Orpheus and Eurydice in Spring Gardens

 

That year the flowers were late,

and in Spring Gardens shoppers

wore winter garb beyond the given term.

Warming soup at Waitrose still sold strong

The queues for coffee at Nero stretched hangdog long.

 

But come late April, the first sun sliced in

carved chunks away from winter gloom.

Slice by slice it whittled down the grey

lifted hands from pockets ‘till…

you heard the shoppers say

I wonder if the frogs and toads have come to Lightwood today?

 

As if on cue, a trump, a croak

first one, then two, then more

until above the distant traffic roar

a swelling orchestra of sound.

 

A hop, a crawl, a sudden bound

and there before wide shoppers’ eyes

past Iceland and the Chakra Lounge

a ragged amphibian file came round

 

the corner of the street, a river running

about shoppers’ feet. A muddy lava flow

of frogs and toads that bubbled, seethed,

divided, recombined, surged on, until – behind,

 

a frantic, shamanic figure came into view.

The toads, the toads, his plaintive cry

It’s as if some unearthed primeval drive

Has veered them off their normal route!

 

The toads flowed on, the frogs in sync,

Marched on until, the traffic lights on blink

the river crossed the road, flowed up the slope

then down, slowed to an artful lope

 

stopped for a moment – one bass profundo croak

rang out. And then as if one, the river made

a turn that would have done a Guardsman proud.

Marched into the Pump Room silently

 

— and vanished into the well’s fathomless deep.

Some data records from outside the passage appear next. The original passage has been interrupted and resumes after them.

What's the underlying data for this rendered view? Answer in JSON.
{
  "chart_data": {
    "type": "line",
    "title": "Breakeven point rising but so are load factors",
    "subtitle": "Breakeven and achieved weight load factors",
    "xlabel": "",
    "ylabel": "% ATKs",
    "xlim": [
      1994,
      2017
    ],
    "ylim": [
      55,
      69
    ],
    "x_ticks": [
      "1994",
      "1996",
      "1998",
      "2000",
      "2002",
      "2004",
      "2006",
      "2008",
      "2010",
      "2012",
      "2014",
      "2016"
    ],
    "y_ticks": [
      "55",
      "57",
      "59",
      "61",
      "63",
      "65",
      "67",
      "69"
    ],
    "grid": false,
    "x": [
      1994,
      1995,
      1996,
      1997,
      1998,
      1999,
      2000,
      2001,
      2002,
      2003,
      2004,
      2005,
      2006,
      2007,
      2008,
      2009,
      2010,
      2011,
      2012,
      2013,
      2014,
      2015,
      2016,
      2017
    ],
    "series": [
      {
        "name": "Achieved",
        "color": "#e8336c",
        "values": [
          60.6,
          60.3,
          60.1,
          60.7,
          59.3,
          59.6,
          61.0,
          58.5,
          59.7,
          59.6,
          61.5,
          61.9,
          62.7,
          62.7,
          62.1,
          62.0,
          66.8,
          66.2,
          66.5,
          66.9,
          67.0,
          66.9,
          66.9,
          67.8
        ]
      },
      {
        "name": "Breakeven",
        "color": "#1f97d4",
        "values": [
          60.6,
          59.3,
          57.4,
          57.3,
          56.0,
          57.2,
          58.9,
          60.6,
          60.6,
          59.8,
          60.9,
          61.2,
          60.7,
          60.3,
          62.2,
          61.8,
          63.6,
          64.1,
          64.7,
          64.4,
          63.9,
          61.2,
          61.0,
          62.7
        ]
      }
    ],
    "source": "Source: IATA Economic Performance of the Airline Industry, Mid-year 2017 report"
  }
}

One lonely figure stood outside, bereft.

What made them head into that cleft?

But then a smile across his face:

 

What know we, of simple human race

Of frogs and toads, their mysteries?

Nature is a wondrous thing

You never know what joys it brings

One thing only, this I know:

Where go the toads, then there I go…

And so…

 

(No animals were hurt in the making of this poem, although considerable liberties were taken take with amphibian science and Greek Myth)

SPRING GARDENS

 

Should we plant

Pear trees and pink

Roses

In tubs and beds

Neatly along the

Gardens?

Gathering apples and

Red, ripe raspberries might

Delight

Everyone, inviting them

Nibble delightedly until

Stuffed.

LIMERICKS ...

Spring Gardens is known for its shops,

With hats: bowlers, caps or tops.

What nobody knows,

And where nobody goes,

Is the lost world of rivers and rocks.

The snow on the hills is quite deep,

And Terrace Road really quite steep.

The sliding began,

And away we all ran,

And crashed into The Grove in a heap.